SECTION 03 / DOSE LITERATURE
How BPC-157 dosage is expressed in the research literature
Per-body-weight animal figures, the routes studied, the pharmacokinetics, and the gastric-stability rationale for oral interest — research context, never a human protocol.
How BPC-157 doses are expressed in the research literature
BPC-157 dosage in the published record is expressed per body weight in animals, not as a human dose. Rodent studies commonly use figures around 10 microg/kg and 10 ng/kg, and tendon work has gone as low as 10 pg per rat [1]. The foundational gastric-ulcer cytoprotection study used 400 ng/kg and 800 ng/kg in rats [4]. These are animal-model figures reported in studies; they are not dosing guidance, and this bulletin does not convert them into a human regimen.
Human pilot data are minimal and do not establish a dose: a 2-participant intravenous safety pilot used 10 mg then 20 mg by infusion [7], and an interstitial-cystitis pilot used a single 10 mg intravesical dose during cystoscopy [9]. There is no validated human dose, duration, or schedule for BPC-157.
BPC-157 half-life and pharmacokinetics
BPC-157 half-life and pharmacokinetics
The BPC-157 half life question has one clean answer in the animal record. The first formal pharmacokinetic, distribution, metabolism, and excretion study, in rats and beagle dogs, reported an elimination half-life under 30 minutes, linear pharmacokinetics across doses, intramuscular bioavailability of roughly 14-19% in rats and 45-51% in dogs, and excretion via urine and bile, with the peptide breaking down into small fragments that enter normal amino-acid metabolism [2]. The short half-life is a settled point in the animal data and one of the most-cited facts about the molecule.
That clearance speed is why the question of duration is awkward: the peptide leaves the system in well under an hour, yet healing endpoints in animals are measured over days to weeks of repeated dosing [1]. The literature attributes the gap to downstream signaling rather than peptide persistence [3].
Oral and peroral BPC-157 in the research literature
Oral and peroral BPC-157 in the research literature
BPC-157 oral and peroral administration is studied because the peptide is termed a "stable gastric pentadecapeptide" — it is reported stable in human gastric juice, which is the rationale for the route [2]. In the foundational gastric-ulcer model, though, intramuscular delivery outperformed intragastric for ulcer healing [4], and formal human oral pharmacokinetics are not established [2].

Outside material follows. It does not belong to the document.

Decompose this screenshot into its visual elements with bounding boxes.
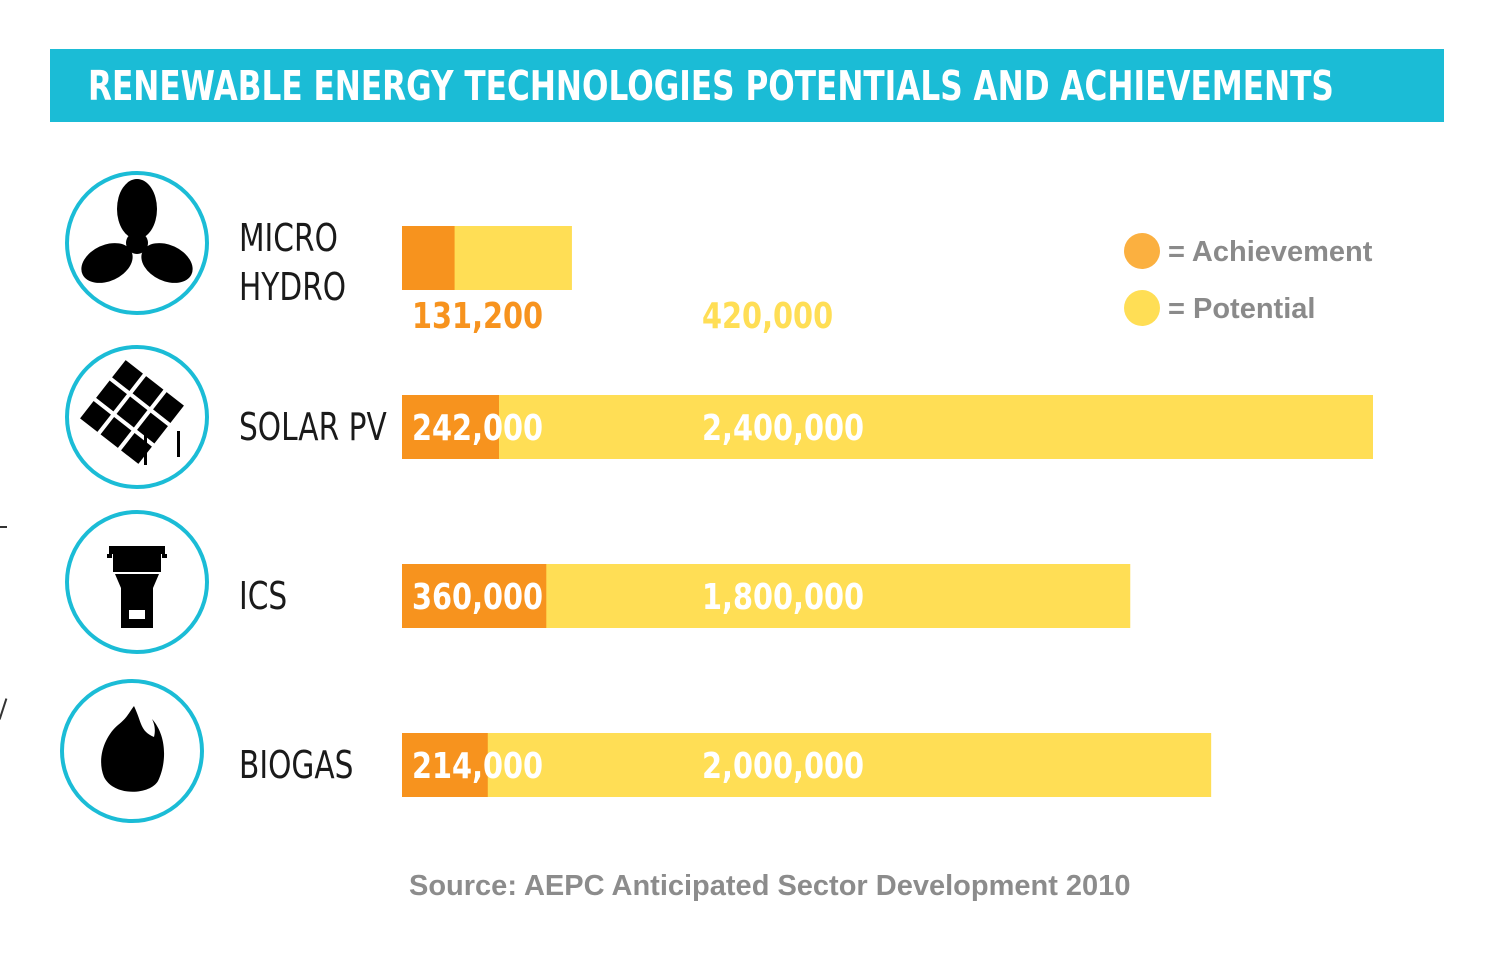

Can BPC-157 be taken orally?
It is studied in animal gastrointestinal and systemic models on the strength of its gastric-juice stability, and intragastric dosing appears in the rodent record [4]; in that foundational ulcer model intramuscular outperformed intragastric, and formal human oral pharmacokinetics are not established [2]. ### Does oral BPC-157 work? Oral and peroral dosing is studied in animals on the basis of gastric stability, but its real-world oral efficacy in humans is not established by controlled data [6].

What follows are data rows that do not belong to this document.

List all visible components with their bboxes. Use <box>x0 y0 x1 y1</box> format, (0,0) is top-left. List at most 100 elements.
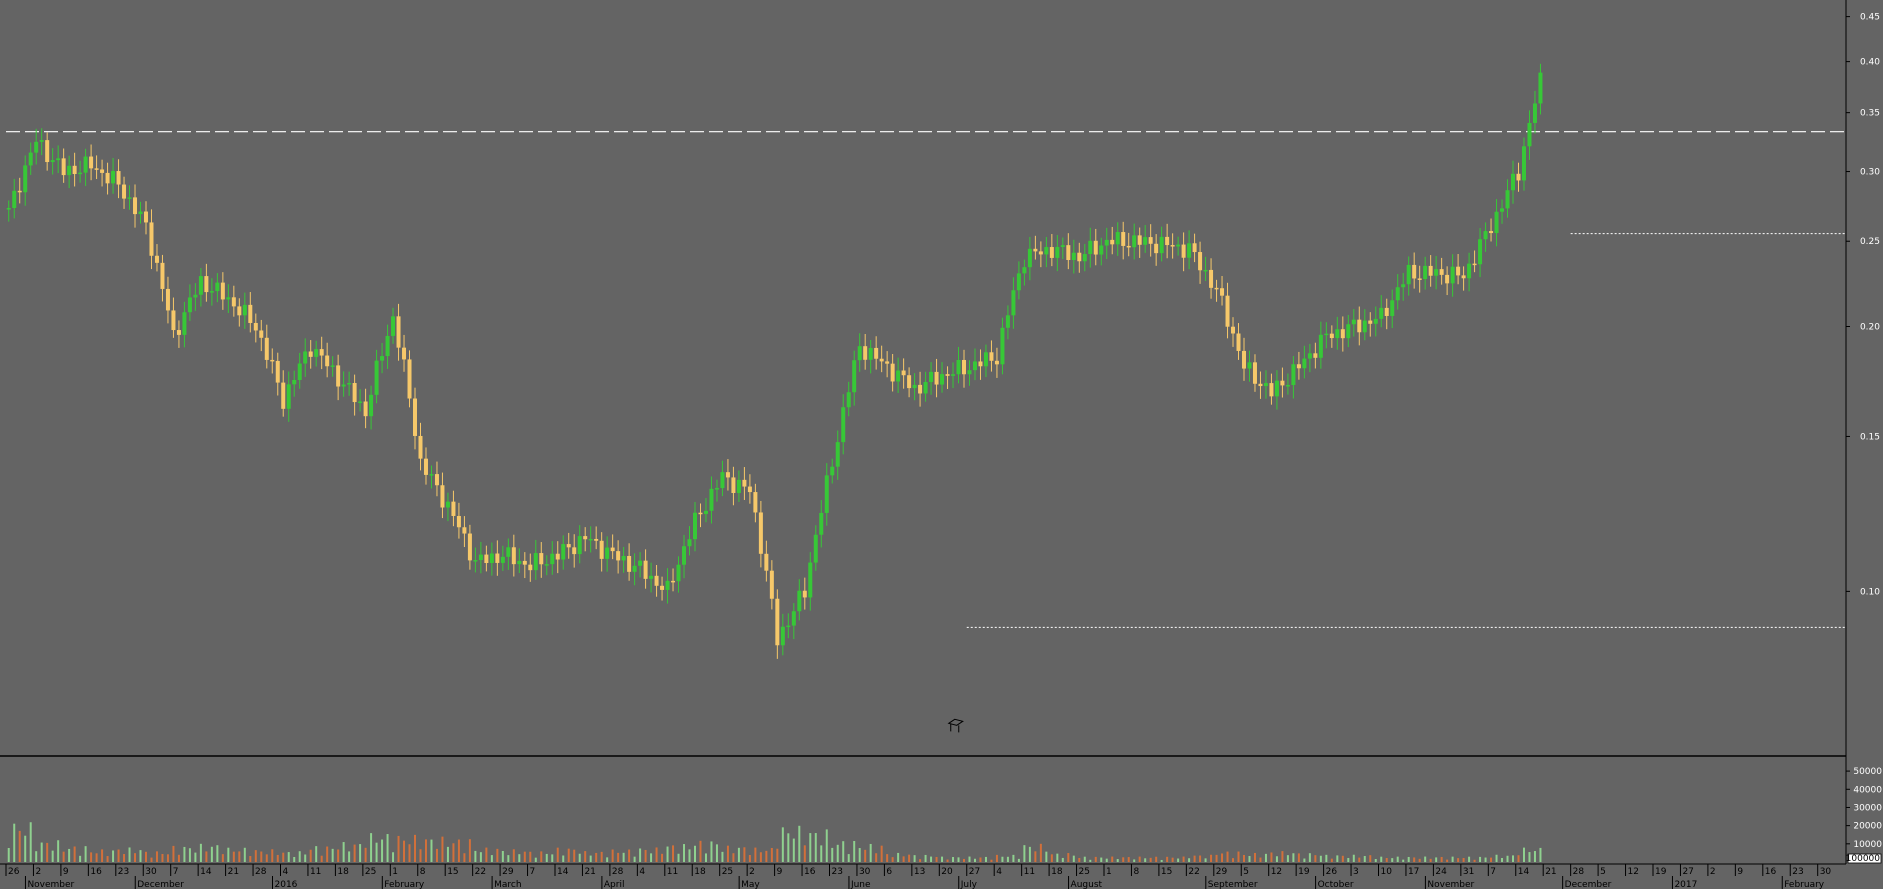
price-tick-label: 0.45 <box>1860 13 1880 23</box>
volume-tick-label: 50000 <box>1853 767 1882 777</box>
month-label: November <box>27 880 74 889</box>
candle-body <box>725 472 730 478</box>
date-tick-label: 29 <box>1216 867 1228 877</box>
date-tick-label: 21 <box>1545 867 1556 877</box>
candle-body <box>182 312 187 335</box>
candle-body <box>769 570 774 599</box>
candle-body <box>703 510 708 514</box>
candle-body <box>956 359 961 375</box>
candle-body <box>1176 244 1181 247</box>
candle-body <box>171 310 176 331</box>
candle-body <box>1093 240 1098 255</box>
candle-body <box>248 304 253 323</box>
date-tick-label: 23 <box>1792 867 1803 877</box>
date-tick-label: 16 <box>1765 867 1777 877</box>
date-tick-label: 25 <box>722 867 733 877</box>
candle-body <box>528 564 533 571</box>
candle-body <box>56 158 61 161</box>
candle-body <box>654 575 659 586</box>
candle-body <box>127 197 132 199</box>
candle-body <box>303 351 308 364</box>
candle-body <box>671 580 676 583</box>
candle-body <box>1505 190 1510 209</box>
volume-tick-label: 40000 <box>1853 785 1882 795</box>
candle-body <box>1165 236 1170 246</box>
date-tick-label: 12 <box>1628 867 1639 877</box>
candle-body <box>111 171 116 184</box>
candle-body <box>885 361 890 364</box>
candle-body <box>643 560 648 579</box>
candle-body <box>1104 239 1109 246</box>
date-tick-label: 25 <box>1079 867 1090 877</box>
candle-body <box>1269 383 1274 397</box>
candle-body <box>1231 326 1236 334</box>
candle-body <box>292 379 297 385</box>
candle-body <box>176 330 181 335</box>
candle-body <box>764 553 769 571</box>
candle-body <box>967 370 972 375</box>
date-tick-label: 22 <box>475 867 486 877</box>
candle-body <box>572 547 577 555</box>
candle-body <box>923 382 928 394</box>
date-tick-label: 27 <box>969 867 980 877</box>
candle-body <box>204 276 209 293</box>
candle-body <box>841 407 846 443</box>
candle-body <box>720 472 725 489</box>
candle-body <box>1291 364 1296 386</box>
date-tick-label: 4 <box>996 867 1002 877</box>
candle-body <box>28 152 33 166</box>
candle-body <box>742 479 747 487</box>
candle-body <box>1489 231 1494 234</box>
date-tick-label: 26 <box>8 867 20 877</box>
candle-body <box>1263 383 1268 387</box>
date-tick-label: 28 <box>612 867 624 877</box>
candle-body <box>835 442 840 467</box>
candle-body <box>616 551 621 561</box>
candle-body <box>12 190 17 209</box>
candle-body <box>731 477 736 493</box>
candle-body <box>1077 252 1082 262</box>
candle-body <box>133 197 138 215</box>
candle-body <box>1428 265 1433 276</box>
date-tick-label: 4 <box>283 867 289 877</box>
candle-body <box>934 371 939 385</box>
candle-body <box>1187 243 1192 258</box>
month-label: March <box>494 880 521 889</box>
candle-body <box>380 356 385 361</box>
candle-body <box>555 553 560 560</box>
candle-body <box>122 184 127 199</box>
candle-body <box>281 382 286 409</box>
candle-body <box>391 316 396 336</box>
candle-body <box>1220 288 1225 296</box>
candle-body <box>962 359 967 375</box>
candle-body <box>220 282 225 300</box>
candle-body <box>1181 244 1186 258</box>
price-tick-label: 0.35 <box>1860 109 1880 119</box>
candle-body <box>994 360 999 365</box>
candle-body <box>638 560 643 566</box>
candle-body <box>577 536 582 555</box>
candle-body <box>325 355 330 367</box>
date-tick-label: 14 <box>557 867 569 877</box>
candle-body <box>852 360 857 393</box>
candle-body <box>160 262 165 289</box>
month-label: July <box>960 880 978 889</box>
candle-body <box>1203 269 1208 272</box>
candle-body <box>1307 353 1312 359</box>
date-tick-label: 16 <box>804 867 816 877</box>
candle-body <box>467 533 472 561</box>
candle-body <box>1401 284 1406 288</box>
candle-body <box>583 536 588 540</box>
candle-body <box>143 211 148 223</box>
date-tick-label: 7 <box>173 867 179 877</box>
price-tick-label: 0.15 <box>1860 432 1880 442</box>
candle-body <box>566 544 571 548</box>
candle-body <box>1225 295 1230 327</box>
candle-body <box>846 392 851 408</box>
volume-zero-label: 100000 <box>1846 854 1881 864</box>
candle-body <box>758 512 763 554</box>
date-tick-label: 28 <box>255 867 267 877</box>
candle-body <box>1357 319 1362 333</box>
candle-body <box>226 297 231 300</box>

Bioavailability, and why the route matters in the data
Route is not a side note in the BPC-157 literature; it changes the numbers. The pharmacokinetic study reported intramuscular bioavailability of roughly 14-19% in rats and 45-51% in dogs — a wide species gap that, on its own, complicates any attempt to read across to humans [2]. In the foundational gastric-ulcer model, intramuscular delivery outperformed intragastric for ulcer healing, even though the peptide's gastric stability is what makes oral routes interesting in the first place [4].
That tension — a stable gastric pentadecapeptide whose best-documented healing came from injection rather than ingestion — is one the literature has not resolved with human data, because formal human oral pharmacokinetics are not established [2]. The honest reading is that route-dependent behavior is real in the animal record and unmeasured in people.

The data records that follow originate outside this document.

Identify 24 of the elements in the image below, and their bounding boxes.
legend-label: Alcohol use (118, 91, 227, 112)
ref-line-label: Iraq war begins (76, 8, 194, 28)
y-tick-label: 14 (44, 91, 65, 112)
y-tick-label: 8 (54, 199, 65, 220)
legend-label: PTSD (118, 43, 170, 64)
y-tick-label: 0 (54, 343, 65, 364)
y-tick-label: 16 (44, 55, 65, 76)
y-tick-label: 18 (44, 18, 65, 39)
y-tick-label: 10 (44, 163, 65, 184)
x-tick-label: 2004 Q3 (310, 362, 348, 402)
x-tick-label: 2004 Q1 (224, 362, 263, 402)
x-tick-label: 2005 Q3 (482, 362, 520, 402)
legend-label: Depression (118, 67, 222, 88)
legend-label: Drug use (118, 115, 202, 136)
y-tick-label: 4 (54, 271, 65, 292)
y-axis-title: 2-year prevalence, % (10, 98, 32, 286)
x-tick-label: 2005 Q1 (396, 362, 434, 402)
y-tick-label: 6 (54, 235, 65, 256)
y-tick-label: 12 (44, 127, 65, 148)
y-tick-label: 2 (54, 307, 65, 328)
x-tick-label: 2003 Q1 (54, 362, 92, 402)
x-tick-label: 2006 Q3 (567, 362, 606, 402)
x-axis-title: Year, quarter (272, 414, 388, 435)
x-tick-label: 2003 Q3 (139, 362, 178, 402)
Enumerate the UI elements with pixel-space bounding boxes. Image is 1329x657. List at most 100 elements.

Routes studied and handling, in research context
The routes that appear in the BPC-157 record are intraperitoneal (most common in rodent work), intramuscular, intragastric and peroral, local and intra-lesional, intravenous (the human safety pilot), intravesical (the interstitial-cystitis pilot), and intra-articular (the knee-pain case series) [1][7][9][10]. The spread of routes reflects how many injury models the peptide has been tested in, not a recommended administration method.
The peptide is commonly supplied as the acetate salt and handled as a lyophilized powder reconstituted in a diluent for research [4]. Storage and reconstitution practices described in research papers are laboratory handling, not validated clinical protocols, and nothing on this page is a use instruction. The bulletin documents how doses and routes are reported in studies; it does not advise administering the peptide to anyone.